Ask the average person to describe the difference between the words freedom and liberty. My guess is that most people will tell you the words are synonymous, or that there is no difference at all. But that response would be simplistic, as there is a subtle distinction between the two words and this distinction is important.
Freedom refers to your ability to go about daily life without hindrance or question. You go to your place of employment. You make simple decisions on where to go, what to buy, and with whom you associate. Other decisions are perhaps more important. Where to live, how to take care of your health, and how to raise your children. Essentially, you make the call for yourself and for your family. This is freedom and it’s deeply personal.
Liberty is also deeply personal, but stronger in its meaning. Liberty speaks of our relationship to government, those who have been elected as servants of the people, and who have been entrusted with responsibility for making decisions that affect the common welfare of those they serve. As American citizens, we should enjoy liberty from tyrants who would use restrictions, intrusion, and oppression to burden and control the people.
Liberty is one of our greatest principles, enshrined in historic documents that form the foundation of our society. Liberty must be regarded as precious, a high ideal that is to be protected from tyrants, even at great personal sacrifice if necessary.
The Constitution and Bill of Rights were written to limit and restrain the government, not to hinder or restrict the liberty of the people.
On March 23, 1775, Patrick Henry gave one of the most stirring speeches in our nation’s history. Closing his oration at the Second Virginia Convention, his voice rose to a crescendo: “I know not what course others may take, but as for me, give me liberty or give me death!”

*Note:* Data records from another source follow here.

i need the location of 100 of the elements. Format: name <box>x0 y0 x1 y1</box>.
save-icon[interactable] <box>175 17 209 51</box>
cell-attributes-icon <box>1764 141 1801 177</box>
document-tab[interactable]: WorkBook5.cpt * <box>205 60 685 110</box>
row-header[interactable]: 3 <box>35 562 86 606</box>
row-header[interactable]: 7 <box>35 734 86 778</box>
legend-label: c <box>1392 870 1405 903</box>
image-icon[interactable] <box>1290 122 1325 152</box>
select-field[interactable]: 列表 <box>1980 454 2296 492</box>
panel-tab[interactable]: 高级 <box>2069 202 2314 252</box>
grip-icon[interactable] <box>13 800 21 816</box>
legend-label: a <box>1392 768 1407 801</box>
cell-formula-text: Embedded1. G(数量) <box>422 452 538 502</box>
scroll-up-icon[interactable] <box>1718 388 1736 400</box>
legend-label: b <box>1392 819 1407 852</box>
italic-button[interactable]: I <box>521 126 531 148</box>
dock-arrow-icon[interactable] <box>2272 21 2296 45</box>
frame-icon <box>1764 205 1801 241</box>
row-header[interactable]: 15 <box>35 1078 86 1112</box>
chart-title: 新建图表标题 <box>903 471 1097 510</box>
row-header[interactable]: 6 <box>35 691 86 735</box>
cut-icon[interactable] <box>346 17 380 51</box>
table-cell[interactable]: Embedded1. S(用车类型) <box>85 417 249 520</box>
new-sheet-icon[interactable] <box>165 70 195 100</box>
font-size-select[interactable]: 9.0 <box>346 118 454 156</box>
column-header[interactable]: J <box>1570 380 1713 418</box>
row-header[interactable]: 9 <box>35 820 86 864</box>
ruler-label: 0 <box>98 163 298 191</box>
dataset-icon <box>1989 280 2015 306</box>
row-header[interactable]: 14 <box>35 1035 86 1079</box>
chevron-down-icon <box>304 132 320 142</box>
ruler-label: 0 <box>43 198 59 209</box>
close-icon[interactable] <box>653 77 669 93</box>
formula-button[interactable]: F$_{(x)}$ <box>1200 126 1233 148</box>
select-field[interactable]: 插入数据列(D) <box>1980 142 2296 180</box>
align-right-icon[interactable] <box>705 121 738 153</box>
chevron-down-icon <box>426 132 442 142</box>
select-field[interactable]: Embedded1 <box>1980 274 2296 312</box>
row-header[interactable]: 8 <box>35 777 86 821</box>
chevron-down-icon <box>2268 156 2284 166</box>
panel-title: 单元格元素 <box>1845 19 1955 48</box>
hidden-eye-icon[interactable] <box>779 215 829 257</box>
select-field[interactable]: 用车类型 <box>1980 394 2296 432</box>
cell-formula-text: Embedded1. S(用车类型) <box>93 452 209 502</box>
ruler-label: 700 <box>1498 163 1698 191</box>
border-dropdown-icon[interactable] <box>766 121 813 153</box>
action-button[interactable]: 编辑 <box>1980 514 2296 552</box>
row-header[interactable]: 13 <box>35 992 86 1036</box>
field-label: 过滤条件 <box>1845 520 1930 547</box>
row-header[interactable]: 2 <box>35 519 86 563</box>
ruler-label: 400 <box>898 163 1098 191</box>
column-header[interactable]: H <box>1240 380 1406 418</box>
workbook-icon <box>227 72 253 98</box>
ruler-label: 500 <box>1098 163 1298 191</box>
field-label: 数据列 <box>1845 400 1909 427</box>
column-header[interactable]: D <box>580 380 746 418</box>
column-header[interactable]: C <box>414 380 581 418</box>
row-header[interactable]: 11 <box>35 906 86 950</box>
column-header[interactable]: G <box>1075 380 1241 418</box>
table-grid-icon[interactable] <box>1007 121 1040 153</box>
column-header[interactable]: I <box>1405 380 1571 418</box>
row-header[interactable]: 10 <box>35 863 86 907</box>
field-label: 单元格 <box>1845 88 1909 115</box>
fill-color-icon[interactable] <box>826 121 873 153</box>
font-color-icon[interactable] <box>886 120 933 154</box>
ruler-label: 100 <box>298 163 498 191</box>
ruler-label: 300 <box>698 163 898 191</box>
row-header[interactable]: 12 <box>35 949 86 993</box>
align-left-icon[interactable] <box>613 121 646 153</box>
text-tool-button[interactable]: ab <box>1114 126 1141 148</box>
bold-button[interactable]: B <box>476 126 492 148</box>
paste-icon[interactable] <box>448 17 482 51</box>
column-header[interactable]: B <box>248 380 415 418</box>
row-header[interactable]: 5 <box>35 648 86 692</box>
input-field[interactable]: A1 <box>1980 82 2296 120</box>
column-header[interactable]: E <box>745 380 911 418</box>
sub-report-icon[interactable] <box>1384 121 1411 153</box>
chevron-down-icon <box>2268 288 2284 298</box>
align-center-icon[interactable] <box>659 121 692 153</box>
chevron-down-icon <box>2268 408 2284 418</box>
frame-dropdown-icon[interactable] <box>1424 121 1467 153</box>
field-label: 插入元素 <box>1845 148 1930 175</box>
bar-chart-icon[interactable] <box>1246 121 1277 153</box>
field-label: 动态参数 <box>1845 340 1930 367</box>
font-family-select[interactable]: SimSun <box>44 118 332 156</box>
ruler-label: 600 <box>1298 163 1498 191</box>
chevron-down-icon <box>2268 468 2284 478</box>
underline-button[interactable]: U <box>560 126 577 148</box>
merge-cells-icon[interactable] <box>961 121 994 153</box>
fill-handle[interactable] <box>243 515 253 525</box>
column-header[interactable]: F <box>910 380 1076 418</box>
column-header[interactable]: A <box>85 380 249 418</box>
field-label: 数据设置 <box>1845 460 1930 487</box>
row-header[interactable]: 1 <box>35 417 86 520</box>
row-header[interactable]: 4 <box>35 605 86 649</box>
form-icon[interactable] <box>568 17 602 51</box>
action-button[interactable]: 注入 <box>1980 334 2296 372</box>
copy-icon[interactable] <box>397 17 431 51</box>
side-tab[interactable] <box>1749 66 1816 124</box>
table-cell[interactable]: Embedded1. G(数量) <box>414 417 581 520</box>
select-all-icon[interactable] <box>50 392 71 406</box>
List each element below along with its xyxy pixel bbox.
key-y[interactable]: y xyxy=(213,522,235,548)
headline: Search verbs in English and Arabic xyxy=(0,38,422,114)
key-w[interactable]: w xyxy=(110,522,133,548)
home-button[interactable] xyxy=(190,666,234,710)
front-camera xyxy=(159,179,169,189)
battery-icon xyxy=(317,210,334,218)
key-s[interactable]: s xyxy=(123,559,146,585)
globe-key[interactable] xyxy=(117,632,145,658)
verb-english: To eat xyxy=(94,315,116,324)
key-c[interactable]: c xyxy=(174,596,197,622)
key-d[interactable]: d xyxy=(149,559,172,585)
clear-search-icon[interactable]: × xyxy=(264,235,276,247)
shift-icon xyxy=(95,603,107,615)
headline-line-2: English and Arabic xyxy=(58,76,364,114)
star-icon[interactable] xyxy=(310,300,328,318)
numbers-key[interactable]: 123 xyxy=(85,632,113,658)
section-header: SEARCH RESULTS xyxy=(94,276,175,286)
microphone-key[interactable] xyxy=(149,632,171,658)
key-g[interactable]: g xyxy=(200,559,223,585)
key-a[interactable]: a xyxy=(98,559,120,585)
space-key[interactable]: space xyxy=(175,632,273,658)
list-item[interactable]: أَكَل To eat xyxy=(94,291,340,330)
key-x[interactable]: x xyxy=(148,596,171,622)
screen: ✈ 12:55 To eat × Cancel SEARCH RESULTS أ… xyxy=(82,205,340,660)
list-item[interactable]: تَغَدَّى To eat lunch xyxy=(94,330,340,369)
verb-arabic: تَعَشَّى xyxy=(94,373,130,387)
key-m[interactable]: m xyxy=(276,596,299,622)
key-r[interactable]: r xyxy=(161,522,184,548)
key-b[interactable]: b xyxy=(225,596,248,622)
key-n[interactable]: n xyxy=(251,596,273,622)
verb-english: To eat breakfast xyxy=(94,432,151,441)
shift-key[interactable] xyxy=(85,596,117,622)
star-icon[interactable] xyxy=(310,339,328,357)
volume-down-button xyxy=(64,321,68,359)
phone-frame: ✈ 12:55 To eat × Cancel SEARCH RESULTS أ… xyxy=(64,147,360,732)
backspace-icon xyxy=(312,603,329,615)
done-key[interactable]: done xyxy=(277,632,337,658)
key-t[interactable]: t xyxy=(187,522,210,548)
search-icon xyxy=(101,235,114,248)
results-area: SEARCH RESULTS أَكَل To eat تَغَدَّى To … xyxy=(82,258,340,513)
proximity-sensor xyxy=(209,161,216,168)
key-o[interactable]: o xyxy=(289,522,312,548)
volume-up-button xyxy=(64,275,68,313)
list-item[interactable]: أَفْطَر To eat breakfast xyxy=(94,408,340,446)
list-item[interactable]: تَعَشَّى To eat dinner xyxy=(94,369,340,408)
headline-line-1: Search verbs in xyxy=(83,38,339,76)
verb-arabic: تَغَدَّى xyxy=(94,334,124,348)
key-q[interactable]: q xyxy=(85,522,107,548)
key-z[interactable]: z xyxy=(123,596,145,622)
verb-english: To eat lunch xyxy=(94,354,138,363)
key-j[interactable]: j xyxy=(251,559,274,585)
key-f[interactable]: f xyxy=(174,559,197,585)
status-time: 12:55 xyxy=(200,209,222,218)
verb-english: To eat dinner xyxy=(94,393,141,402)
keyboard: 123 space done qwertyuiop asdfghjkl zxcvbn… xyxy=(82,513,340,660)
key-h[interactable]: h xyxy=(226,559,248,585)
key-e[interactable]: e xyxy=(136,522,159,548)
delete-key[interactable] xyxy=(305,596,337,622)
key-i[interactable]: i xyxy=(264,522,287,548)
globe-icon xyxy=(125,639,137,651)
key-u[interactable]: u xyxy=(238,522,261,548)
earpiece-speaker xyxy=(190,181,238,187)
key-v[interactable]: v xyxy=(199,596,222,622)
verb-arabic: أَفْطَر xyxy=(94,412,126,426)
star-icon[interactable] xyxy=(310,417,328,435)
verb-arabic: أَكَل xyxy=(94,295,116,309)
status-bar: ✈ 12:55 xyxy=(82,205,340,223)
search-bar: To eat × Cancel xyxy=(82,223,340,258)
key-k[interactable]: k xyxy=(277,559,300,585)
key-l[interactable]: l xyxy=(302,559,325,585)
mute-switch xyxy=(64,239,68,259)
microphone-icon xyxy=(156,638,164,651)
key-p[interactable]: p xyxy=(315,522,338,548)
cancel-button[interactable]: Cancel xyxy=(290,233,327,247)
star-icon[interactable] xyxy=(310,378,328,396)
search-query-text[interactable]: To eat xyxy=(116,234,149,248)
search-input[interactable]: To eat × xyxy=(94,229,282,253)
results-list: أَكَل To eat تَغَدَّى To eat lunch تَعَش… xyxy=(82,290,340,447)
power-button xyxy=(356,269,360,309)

The next year, Thomas Jefferson wrote the Declaration of Independence: “We hold these truths to be self-evident, that all men are created equal, that they are endowed by their Creator with certain unalienable rights, that among these are Life, Liberty, and the pursuit of Happiness.”
So then, freedom and liberty. Two words with similar, yet slightly nuanced meanings. Both are important. Both are essential. Both are necessary for the American citizen and for a civilized society.
Otherwise all we have is “the thin veneer of civilization.”